Uniface Development Paradigm

Uniface application development is model-driven and component-based. When developing Uniface applications, you first model the application data and behavior as modeled objects, before constructing components based on the model.

The Uniface paradigm for developing enterprise applications is encapsulated by the phrase Model, Construct, Build, and Deploy.

  • Model abstract development objects that can be reused by other objects.
  • Construct application components that reuse and specialize the modeled objects.
  • Build the application into archive files of runtime objects and files.
  • Deploy application archive files into your testing or production environment.

Modeling and Construction

During modeling and construction, you use templates and modeled objects to create development objects, which are definitions for application data, components, libraries, menus, and other modules. These definitions are stored in a relational database, known as the Repository. (It is also possible to save and load development objects so they can be managed in a file-based source control system.)

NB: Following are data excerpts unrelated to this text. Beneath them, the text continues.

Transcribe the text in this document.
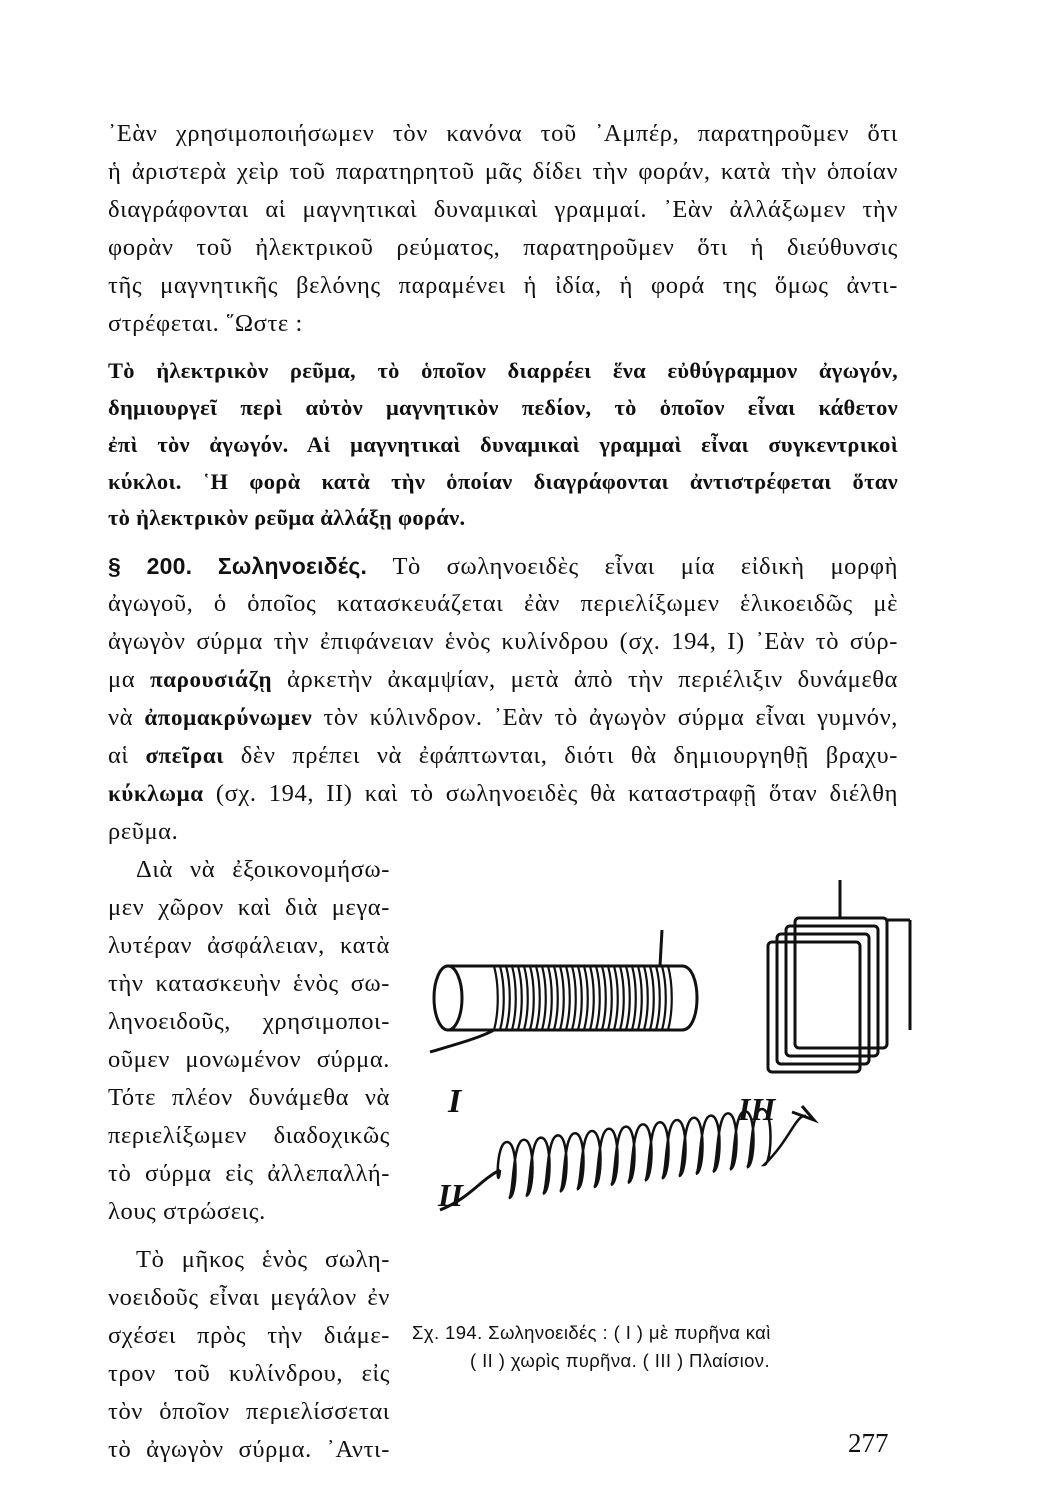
᾿Εὰν χρησιμοποιήσωμεν τὸν κανόνα τοῦ ᾿Αμπέρ, παρατηροῦμεν ὅτι
ἡ ἀριστερὰ χεὶρ τοῦ παρατηρητοῦ μᾶς δίδει τὴν φοράν, κατὰ τὴν ὁποίαν
διαγράφονται αἱ μαγνητικαὶ δυναμικαὶ γραμμαί. ᾿Εὰν ἀλλάξωμεν τὴν
φορὰν τοῦ ἠλεκτρικοῦ ρεύματος, παρατηροῦμεν ὅτι ἡ διεύθυνσις
τῆς μαγνητικῆς βελόνης παραμένει ἡ ἰδία, ἡ φορά της ὅμως ἀντι-
στρέφεται. ῞Ωστε :
Τὸ ἠλεκτρικὸν ρεῦμα, τὸ ὁποῖον διαρρέει ἕνα εὐθύγραμμον ἀγωγόν,
δημιουργεῖ περὶ αὐτὸν μαγνητικὸν πεδίον, τὸ ὁποῖον εἶναι κάθετον
ἐπὶ τὸν ἀγωγόν. Αἱ μαγνητικαὶ δυναμικαὶ γραμμαὶ εἶναι συγκεντρικοὶ
κύκλοι. ῾Η φορὰ κατὰ τὴν ὁποίαν διαγράφονται ἀντιστρέφεται ὅταν
τὸ ἠλεκτρικὸν ρεῦμα ἀλλάξῃ φοράν.
§ 200. Σωληνοειδές. Τὸ σωληνοειδὲς εἶναι μία εἰδικὴ μορφὴ
ἀγωγοῦ, ὁ ὁποῖος κατασκευάζεται ἐὰν περιελίξωμεν ἑλικοειδῶς μὲ
ἀγωγὸν σύρμα τὴν ἐπιφάνειαν ἑνὸς κυλίνδρου (σχ. 194, Ι) ᾿Εὰν τὸ σύρ-
μα παρουσιάζῃ ἀρκετὴν ἀκαμψίαν, μετὰ ἀπὸ τὴν περιέλιξιν δυνάμεθα
νὰ ἀπομακρύνωμεν τὸν κύλινδρον. ᾿Εὰν τὸ ἀγωγὸν σύρμα εἶναι γυμνόν,
αἱ σπεῖραι δὲν πρέπει νὰ ἐφάπτωνται, διότι θὰ δημιουργηθῇ βραχυ-
κύκλωμα (σχ. 194, ΙΙ) καὶ τὸ σωληνοειδὲς θὰ καταστραφῇ ὅταν διέλθη
ρεῦμα.
Διὰ νὰ ἐξοικονομήσω-
μεν χῶρον καὶ διὰ μεγα-
λυτέραν ἀσφάλειαν, κατὰ
τὴν κατασκευὴν ἑνὸς σω-
ληνοειδοῦς, χρησιμοποι-
οῦμεν μονωμένον σύρμα.
Τότε πλέον δυνάμεθα νὰ
περιελίξωμεν διαδοχικῶς
τὸ σύρμα εἰς ἀλλεπαλλή-
λους στρώσεις.
Τὸ μῆκος ἑνὸς σωλη-
νοειδοῦς εἶναι μεγάλον ἐν
σχέσει πρὸς τὴν διάμε-
τρον τοῦ κυλίνδρου, εἰς
τὸν ὁποῖον περιελίσσεται
τὸ ἀγωγὸν σύρμα. ᾿Αντι-
I	III
II
Σχ. 194. Σωληνοειδές : ( Ι ) μὲ πυρῆνα καὶ
( ΙΙ ) χωρὶς πυρῆνα. ( ΙΙΙ ) Πλαίσιον.
277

Templates and modeled objects are abstract definitions that are copied or re-used in other objects. For more information, see Templates and Palettes and Modeled Objects.

Modeled entities are development objects that represent the application data and their default behavior. These can then be re-used by components, which inherit the properties and code defined in the entity. During component construction, you can override inherited definitions, and add component-specific behavior and characteristics. You can also define modeled objects for selected properties, which helps to improve productivity and enforce consistency when defining models. For more information, see Modeling the Application and Constructing Components and Other Objects.

In many of the development objects that you create during modeling and construction, you can script application processing and behavior. Uniface uses ProcScript for logic interpreted by the Uniface Virtual Machine, and JavaScript for logic interpreted by browsers. Both are defined from within the IDE.For more information, see Scripting Application Behavior and Uniface ProcScript.

Building

During the build process, the development objects are compiled into runtime objects , ready for testing and deployment. Runtime objects comprise executable components, libraries, descriptors, and other resources required by the application. For more information, see Uniface Runtime Objects.

Uniface provides a pre-configured runtime environment for unit testing and debugging components and applications. The testing environment is a standalone version of a runtime environment, and features a Uniface Router, Uniface Server, and Apache Tomcat web application server. For more information, see Testing and Debugging.

Deployment

The runtime objects generated at the end of the build process can be packaged into Uniface archive files (UARs) that are deployed into the Uniface runtime environment. Configuration files enable you to define the locations of application archives, databases, and other resources, and to set platform-specific defaults for application modules.